As of last summer, when the Curiosity MSL Rover landed successfully,  all the artificial objects on Mars, compliments of NASA, RFSA, and the ESA, come to 20,000 pounds or 10 tons.

It may sound like a substantial heap of hardware, but it's a relatively meager showing, considering that's only 13 crafts total out of 42 attempts! It's also a mere 5% of what we have landed or smashed into the moon.

It is not as easy to reach Mars and land as we might think.
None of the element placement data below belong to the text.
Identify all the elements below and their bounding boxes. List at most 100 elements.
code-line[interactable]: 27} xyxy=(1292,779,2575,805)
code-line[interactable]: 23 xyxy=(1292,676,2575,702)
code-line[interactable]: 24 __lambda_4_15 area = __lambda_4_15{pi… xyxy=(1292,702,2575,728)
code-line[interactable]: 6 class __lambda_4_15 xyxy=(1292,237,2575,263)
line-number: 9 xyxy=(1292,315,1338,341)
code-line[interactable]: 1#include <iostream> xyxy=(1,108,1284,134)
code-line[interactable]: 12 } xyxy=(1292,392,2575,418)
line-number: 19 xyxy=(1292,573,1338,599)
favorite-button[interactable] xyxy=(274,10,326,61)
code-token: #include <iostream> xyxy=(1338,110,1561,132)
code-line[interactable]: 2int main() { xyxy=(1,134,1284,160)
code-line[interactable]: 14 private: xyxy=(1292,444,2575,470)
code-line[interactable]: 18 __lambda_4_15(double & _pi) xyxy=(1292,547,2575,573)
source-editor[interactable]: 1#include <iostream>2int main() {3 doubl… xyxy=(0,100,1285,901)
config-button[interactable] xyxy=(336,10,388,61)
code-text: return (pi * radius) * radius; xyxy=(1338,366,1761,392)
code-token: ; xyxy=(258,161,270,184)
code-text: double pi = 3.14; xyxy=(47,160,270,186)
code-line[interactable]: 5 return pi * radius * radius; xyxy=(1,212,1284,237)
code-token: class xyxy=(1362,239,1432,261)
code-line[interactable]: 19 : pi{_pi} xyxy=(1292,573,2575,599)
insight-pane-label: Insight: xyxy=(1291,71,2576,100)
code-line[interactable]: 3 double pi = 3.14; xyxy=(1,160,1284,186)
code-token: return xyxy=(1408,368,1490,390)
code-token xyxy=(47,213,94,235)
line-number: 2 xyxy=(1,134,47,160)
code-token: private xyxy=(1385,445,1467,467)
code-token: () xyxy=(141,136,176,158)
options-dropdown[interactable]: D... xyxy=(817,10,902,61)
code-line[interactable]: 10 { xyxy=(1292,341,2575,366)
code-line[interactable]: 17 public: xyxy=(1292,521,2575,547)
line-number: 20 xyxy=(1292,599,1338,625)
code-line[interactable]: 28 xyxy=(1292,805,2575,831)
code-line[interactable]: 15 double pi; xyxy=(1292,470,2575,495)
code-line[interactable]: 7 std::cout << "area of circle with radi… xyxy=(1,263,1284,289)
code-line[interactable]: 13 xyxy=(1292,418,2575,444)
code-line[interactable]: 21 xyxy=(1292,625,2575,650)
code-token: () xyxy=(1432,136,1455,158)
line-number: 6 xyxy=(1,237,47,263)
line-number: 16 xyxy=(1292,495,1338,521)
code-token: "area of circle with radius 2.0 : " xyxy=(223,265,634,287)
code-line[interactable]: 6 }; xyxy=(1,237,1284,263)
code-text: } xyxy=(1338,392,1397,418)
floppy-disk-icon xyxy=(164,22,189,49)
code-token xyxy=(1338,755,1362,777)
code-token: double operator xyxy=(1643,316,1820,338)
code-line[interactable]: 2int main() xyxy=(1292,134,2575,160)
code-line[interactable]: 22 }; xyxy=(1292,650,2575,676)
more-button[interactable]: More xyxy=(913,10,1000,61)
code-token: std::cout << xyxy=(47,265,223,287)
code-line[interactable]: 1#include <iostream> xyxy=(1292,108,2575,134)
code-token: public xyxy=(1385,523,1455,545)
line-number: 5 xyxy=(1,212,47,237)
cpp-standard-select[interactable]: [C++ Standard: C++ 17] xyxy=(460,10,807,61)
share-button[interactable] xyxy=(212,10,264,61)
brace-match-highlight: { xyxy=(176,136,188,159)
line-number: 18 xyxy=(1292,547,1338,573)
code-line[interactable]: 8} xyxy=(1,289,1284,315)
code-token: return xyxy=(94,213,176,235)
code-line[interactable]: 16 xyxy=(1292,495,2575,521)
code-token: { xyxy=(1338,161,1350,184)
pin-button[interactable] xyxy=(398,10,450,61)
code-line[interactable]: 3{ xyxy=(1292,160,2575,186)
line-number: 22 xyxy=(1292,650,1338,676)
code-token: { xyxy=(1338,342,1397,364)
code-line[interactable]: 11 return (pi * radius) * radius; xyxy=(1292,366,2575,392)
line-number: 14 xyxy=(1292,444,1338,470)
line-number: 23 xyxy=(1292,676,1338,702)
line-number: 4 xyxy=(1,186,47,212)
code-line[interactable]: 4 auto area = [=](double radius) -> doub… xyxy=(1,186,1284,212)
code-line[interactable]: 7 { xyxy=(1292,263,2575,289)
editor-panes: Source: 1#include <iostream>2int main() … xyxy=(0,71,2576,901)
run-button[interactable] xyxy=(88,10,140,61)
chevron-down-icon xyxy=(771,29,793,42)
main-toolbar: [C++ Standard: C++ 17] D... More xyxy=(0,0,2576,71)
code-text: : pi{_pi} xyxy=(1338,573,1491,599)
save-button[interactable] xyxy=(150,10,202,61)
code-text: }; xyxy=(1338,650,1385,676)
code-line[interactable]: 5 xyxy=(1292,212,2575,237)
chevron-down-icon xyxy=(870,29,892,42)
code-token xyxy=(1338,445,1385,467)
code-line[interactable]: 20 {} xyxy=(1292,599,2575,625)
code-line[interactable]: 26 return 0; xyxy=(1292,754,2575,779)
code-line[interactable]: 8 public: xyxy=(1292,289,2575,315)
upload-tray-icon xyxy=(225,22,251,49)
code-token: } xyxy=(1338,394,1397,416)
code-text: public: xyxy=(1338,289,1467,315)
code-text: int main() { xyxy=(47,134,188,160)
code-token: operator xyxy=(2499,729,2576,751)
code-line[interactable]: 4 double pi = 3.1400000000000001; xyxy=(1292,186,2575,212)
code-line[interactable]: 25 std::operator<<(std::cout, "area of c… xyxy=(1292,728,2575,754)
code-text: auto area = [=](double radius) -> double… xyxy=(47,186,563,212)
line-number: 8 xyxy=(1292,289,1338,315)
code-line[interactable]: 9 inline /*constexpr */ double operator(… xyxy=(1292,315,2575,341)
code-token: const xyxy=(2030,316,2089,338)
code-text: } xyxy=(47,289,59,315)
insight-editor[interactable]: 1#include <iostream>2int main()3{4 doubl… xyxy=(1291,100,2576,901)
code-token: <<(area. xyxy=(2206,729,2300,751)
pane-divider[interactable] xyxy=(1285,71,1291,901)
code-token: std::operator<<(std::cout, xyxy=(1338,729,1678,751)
The majority of crafts sent up have either failed somewhere along the way, or suffered communication malfunctions, leaving their fate a mystery.

Space crafts on Venus, Moon and Mars
However, the list of lunar junk truly sets the record for off-world trash heaps. Our moon holds a whopping 393,000 pounds of space crafts, or just under 200 tons of human-made objects.

The USA, USSR, Japan, the European Union, India, and China now have 73 probes, [intentionally] crashed orbiters, landers and rovers on the lunar surface.

Wonder which of these will be heritage sites, national parks or Earth Monuments when we are finally a space-faring species? Or will we just send a clean-up crew? Either way, each of the lists linked above have convenient coordinates listed, so it's fun to go to Google Moon or Google Mars and map the human hardware!